Com alguma abstracção e síntese, os argumentos da recorrente para defender a
inconstitucionalidade da norma acima transcrita podem reconduzir-se a três: um
de concepção, outro de técnica e outro de método.
No plano de concepção, diríamos, porque entende a recorrente que, importando
tributar a capacidade contributiva, “o § 4.º do artigo 19.º do CIMSISD ofende,
manifestamente, este princípio constitucional, porquanto impede a recorrente de,
mesmo provando a veracidade dos valores declarados na escritura, ser tributada
pelo valor real do negócio realizado”.
No plano da técnica, porque constituiria, no seu entender, uma relação idêntica
a uma presunção inilidível de rendimento, o que o Tribunal Constitucional já
censurou no Acórdão n.º 348/97 (publicado em Acórdãos do Tribunal
Constitucional, 36.º vol., pp. 911-922).
No plano do método, porque a norma implica o recurso a Comissões de Avaliação em
que “a Administração Fiscal tem sempre a maioria, cabendo-lhe a decisão final
acerca do valor a atribuir ao bem.”
Nenhum dos argumentos é, porém, procedente no sentido da inconstitucionalidade
da norma em questão.
4.Começando pelo último, dir-se-á que tem de ser liminarmente afastado: se a
recorrente tinha algumas dúvidas quanto à conformidade constitucional da
constituição, modo de intervenção ou funcionamento das Comissões de Avaliação,
tinha o ónus de as ter suscitado a propósito das normas que as regem, e não a
propósito da norma que impugnou. Não o tendo feito, as reservas que formula em
relação a elas não têm cabimento para o objecto do recurso que trouxe a este
Tribunal.
5.Não há, também, nenhuma similitude essencial entre a técnica das presunções
inilidíveis de que o legislador fiscal lançou mão, em 1982, para tributar mútuos
e aberturas de crédito efectuadas pelas sociedades a favor dos sócios, e a
prevalência dos valores de avaliação sobre os declarados nas escrituras de
compra e venda de imóveis. Nos mútuos e aberturas de créditos pelas sociedades
aos seus sócios há transferências patrimoniais temporárias, como que “em
circuito fechado”, que podem ter diferentes significados económicos. O que o
Tribunal Constitucional censurou não foi a presunção de uma certa implicação
fiscal, mas sim a impossibilidade de comprovar que essa implicação fiscal não
devia ocorrer.
No caso dos autos, está-se apenas perante uma forma especial da regra geral
formulada no § 2.º do artigo 19.º do CIMSISD:
“o valor dos bens será o preço convencionado pelos contratantes ou o valor
patrimonial, se for maior.”
Quando a recorrente insiste em querer fazer prevalecer o preço declarado sobre a
avaliação esquece que, no sistema de tributação da transferência de propriedade
de imóveis adoptado no Código da Sisa, o preço de venda, mesmo sendo real (não
esteve em causa que não fosse), cedia perante outros índices quando estes fossem
mais elevados, nos termos do referido no § 2.º, de diversas das regras do § 3.º
e do § 4.º do referido artigo 19.º.
Ora, no contexto de um princípio geral de prevalência do valor mais alto, é
evidente que a aproximação da lógica da avaliação por uma Comissão ad hoc a uma
presunção inilidível não tem qualquer fundamento. Em tal lógica, a estar alguma
coisa mal na norma do § 4.º do artigo 19.º do CIMSISD, não seria a previsão de o
valor determinado pelas Comissões de Avaliação prevalecer sobre o preço
convencionado quando este fosse inferior, mas sim a própria regra da prevalência
do maior valor – de que tal § 4.º era apenas um caso especial.

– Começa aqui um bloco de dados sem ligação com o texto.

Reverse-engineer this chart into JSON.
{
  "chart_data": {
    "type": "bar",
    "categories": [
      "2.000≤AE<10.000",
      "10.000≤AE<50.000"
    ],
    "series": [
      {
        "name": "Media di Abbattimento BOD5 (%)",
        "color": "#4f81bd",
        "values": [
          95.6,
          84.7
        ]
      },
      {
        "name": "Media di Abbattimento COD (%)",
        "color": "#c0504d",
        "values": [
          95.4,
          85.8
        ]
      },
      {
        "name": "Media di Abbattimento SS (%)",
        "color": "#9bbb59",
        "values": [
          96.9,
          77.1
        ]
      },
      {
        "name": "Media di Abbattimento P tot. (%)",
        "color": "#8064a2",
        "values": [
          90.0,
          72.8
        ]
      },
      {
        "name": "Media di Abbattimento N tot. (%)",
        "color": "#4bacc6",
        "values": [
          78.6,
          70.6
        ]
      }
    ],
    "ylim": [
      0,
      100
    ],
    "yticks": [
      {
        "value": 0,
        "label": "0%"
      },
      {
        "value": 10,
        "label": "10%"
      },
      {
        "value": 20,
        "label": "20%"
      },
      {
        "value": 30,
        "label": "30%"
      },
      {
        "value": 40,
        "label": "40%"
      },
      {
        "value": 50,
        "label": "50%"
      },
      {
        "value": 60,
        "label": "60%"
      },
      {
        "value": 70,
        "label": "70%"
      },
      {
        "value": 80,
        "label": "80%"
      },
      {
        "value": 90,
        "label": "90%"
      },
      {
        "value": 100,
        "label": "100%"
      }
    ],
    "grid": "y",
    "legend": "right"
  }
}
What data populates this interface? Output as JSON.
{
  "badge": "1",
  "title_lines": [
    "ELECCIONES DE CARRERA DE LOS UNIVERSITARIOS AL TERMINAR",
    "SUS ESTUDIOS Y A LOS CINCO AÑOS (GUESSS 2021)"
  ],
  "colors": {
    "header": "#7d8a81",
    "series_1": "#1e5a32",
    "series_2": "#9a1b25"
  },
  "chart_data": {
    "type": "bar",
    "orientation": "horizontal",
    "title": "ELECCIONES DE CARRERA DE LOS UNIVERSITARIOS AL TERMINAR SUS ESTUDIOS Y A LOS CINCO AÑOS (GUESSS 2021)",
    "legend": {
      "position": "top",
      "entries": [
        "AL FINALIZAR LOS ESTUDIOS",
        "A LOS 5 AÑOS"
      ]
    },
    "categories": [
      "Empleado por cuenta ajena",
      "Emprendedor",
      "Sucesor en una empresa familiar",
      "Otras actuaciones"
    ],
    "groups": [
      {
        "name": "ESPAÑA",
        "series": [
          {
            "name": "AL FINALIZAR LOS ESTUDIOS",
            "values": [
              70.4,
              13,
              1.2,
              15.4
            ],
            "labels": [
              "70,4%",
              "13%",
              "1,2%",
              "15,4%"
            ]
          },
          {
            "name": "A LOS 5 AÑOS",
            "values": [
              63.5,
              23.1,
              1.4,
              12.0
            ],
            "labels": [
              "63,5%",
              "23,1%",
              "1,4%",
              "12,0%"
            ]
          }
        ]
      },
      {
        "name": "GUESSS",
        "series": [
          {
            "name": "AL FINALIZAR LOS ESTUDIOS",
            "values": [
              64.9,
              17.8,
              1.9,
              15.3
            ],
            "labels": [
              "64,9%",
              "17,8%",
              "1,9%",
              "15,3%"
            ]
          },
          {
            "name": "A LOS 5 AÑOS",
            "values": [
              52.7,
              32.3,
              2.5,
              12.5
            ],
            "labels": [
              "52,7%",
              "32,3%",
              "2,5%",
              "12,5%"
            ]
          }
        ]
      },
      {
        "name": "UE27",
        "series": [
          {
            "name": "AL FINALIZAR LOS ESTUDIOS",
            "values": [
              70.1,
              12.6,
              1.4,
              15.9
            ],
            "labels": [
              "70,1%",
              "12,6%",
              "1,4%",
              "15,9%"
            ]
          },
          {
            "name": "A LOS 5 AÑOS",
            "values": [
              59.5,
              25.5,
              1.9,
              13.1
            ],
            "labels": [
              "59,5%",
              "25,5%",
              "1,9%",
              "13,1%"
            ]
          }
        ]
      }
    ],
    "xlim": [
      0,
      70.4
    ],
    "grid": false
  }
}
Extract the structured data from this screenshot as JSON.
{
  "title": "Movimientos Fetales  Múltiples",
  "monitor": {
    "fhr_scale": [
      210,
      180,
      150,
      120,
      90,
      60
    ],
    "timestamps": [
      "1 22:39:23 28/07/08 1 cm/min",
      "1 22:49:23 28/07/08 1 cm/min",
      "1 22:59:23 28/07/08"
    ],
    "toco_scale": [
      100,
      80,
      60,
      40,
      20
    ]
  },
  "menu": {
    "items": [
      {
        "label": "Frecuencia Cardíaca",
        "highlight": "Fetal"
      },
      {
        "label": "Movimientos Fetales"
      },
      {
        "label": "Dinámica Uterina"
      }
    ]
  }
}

6.O que se disse, em consequência, remete para o primeiro argumento da
recorrente, esse de âmbito mais alargado: em todos os casos em que se dê
prevalência a um valor mais alto, sendo inferior o preço pago – e, mais
especificamente, no caso dos autos –, não se estaria o imposto a desviar da
capacidade contributiva e da tributação pelo valor real?
É evidente, porém, que tal argumento assenta no pressuposto de uma equiparação
do valor real ao que é pago, quando o legislador, para efeitos de tributação de
transmissão de imóveis, preferiu equiparar o valor real ao mais alto dos índices
que o permitissem revelar, fosse ele o preço ou outro qualquer.
Ora, não só não é demonstrável que o preço tenha de reflectir sempre melhor do
que esses outros índices o valor real do bem que é transaccionado, como nem
sequer a tributação (da transmissão) do património está sujeita aos princípios
constitucionais da tributação do rendimento, que (e expressamente só prevista
para o caso das empresas) incide fundamentalmente sobre o rendimento real.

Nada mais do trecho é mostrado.